L’Open VLD était pour le confédéralisme, il ne l’est plus. Le CD&V l’est toujours, à condition qu’il soit « positif ». La N-VA, évidemment, quoique son véritable horizon serait bien, à ce qu’on dit, la fin de la Belgique, objectif avoué du Vlaams Belang. Le SP.A et Groen sont contre : ils sont fédéralistes comme tous les partis francophones, étonamment unanimes sur ce point. Vous avez suivi ? On reprend…
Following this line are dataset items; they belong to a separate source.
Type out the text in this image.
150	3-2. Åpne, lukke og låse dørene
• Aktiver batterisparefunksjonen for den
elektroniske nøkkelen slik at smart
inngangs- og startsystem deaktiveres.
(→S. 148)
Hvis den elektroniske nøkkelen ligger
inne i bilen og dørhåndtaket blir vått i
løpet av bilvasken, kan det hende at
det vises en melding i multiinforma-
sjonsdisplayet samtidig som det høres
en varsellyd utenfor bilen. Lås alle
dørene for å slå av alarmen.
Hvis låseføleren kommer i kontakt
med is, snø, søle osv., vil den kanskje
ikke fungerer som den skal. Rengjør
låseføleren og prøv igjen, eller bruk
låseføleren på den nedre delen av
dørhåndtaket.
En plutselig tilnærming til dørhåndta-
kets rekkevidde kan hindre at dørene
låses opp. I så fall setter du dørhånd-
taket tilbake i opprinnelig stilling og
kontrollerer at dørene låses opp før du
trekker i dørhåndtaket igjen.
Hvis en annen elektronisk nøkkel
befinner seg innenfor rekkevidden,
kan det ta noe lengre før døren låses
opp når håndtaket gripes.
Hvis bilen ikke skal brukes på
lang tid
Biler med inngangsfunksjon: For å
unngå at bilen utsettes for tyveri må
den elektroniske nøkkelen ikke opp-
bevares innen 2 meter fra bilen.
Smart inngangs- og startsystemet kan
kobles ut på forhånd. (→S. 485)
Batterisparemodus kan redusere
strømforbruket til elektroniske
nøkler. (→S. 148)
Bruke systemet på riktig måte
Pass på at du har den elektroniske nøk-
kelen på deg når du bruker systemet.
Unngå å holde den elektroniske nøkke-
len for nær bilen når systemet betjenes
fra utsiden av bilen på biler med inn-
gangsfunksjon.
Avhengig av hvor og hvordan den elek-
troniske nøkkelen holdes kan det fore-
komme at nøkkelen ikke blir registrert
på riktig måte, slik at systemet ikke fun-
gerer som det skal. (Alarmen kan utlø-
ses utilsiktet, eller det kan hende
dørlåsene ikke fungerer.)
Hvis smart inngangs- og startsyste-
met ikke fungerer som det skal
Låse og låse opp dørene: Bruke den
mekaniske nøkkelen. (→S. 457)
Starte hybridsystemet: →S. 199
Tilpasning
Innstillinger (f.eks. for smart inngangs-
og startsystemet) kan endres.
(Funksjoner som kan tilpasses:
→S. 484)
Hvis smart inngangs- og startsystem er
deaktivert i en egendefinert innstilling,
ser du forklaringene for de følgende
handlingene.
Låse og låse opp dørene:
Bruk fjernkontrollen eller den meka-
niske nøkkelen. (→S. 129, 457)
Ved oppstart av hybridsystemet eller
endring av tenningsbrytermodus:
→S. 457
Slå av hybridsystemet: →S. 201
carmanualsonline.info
Le politologue américain Vincent Ostrom indiquait en conclusion de son The Meaning of American Federalism que le fédéralisme n’est pas juste une forme de gouvernement, c’est une méthode pour résoudre les problèmes, un way of life. Cette affirmation est parfaitement transposable à la Belgique, même si, dans notre pays, l’idée fédérale s’est développée sans alliance (convenant) ou contrat (compact) formel entre les entités participantes. La solution belge, puisque les responsables politiques étaient d’accord sur le désaccord, a plutôt été de progressivement transférer aux entités fédérées nouvellement créées les compétences qu’il n’était plus possible ou trop difficile de gérer en commun.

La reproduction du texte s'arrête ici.